Whether you want to tame a sweet tooth, need a diet overhaul or another challenge, Sugar Free September is expected to give its participants a run for their money.
The inaugural health and fundraising initiative Sugar Free September is about reducing the processed and refined sugar in your diet, while raising funds and awareness to improve the lives of people living with Muscular Dystrophy. Australians consume an average of 53kg of sugar each year or the equivalent of about 29 teaspoons of sugar (both added and natural) each day with the first ever Sugar Free September already attracting health-conscious participants.
MDNSW chief executive officer Pene Hodge said the timing of the initiative was ideal as many people would be coming out of winter hibernation and starting to improve their health as they prepared themselves for the warmer months. She acknowledges Sugar Free September will be a tough challenge for many and recommended roping in a support network or starting a fundraising page for added accountability.
Ms Hodge said every dollar raised will go towards providing critical support to families affected by Muscular Dystrophy. She said fundraising was the organisation’s main source of income, allowing it to provide their world-first specialised Duke of Edinburgh’s Award, targeted sport and special interest programs, counselling, family retreats and camps for the kids.
“Sugar Free September is about a healthy diet.
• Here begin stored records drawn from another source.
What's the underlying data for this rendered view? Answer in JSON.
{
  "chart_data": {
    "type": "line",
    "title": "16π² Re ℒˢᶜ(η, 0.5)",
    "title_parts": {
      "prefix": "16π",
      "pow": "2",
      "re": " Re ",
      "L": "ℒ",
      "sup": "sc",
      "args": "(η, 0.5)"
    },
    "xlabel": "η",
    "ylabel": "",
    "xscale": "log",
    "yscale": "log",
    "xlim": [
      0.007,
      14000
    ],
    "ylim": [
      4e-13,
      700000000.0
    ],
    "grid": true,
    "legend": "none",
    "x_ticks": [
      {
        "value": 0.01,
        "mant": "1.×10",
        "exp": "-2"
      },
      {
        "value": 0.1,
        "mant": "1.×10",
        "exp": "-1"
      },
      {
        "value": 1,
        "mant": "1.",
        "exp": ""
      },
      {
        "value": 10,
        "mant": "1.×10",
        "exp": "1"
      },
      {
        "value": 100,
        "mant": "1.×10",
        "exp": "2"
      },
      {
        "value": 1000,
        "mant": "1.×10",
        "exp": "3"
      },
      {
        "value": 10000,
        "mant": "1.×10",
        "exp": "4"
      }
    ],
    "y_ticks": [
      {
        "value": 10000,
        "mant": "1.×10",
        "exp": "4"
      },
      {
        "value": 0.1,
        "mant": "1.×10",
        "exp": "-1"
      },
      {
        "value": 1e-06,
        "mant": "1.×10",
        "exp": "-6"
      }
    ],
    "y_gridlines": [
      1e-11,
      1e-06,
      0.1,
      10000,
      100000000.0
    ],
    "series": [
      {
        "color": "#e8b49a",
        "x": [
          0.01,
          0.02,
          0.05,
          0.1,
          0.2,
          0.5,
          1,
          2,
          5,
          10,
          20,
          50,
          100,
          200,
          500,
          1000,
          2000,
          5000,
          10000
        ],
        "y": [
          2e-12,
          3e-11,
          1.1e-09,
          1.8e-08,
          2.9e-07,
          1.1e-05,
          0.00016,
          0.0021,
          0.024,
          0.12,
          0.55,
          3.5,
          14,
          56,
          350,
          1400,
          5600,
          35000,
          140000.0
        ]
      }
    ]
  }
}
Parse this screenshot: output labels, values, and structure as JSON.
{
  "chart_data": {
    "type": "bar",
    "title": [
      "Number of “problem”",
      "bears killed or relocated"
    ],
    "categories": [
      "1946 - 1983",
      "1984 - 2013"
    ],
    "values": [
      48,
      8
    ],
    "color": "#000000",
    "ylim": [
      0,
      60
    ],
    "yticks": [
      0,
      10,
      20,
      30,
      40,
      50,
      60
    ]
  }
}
We’re advocating a natural diet; it’s an initiative that will suit almost anyone interested in improving their health,” she said.
Participants can register for $45 online, which sets up a personal fundraising page and is donated to Muscular Dystrophy NSW. The organisation hopes Sugar Free September becomes its major annual fundraiser, potentially attracting the same level of attention as Movember and Dry July, which would mean the availability of more services for people who live with Muscular Dystrophy.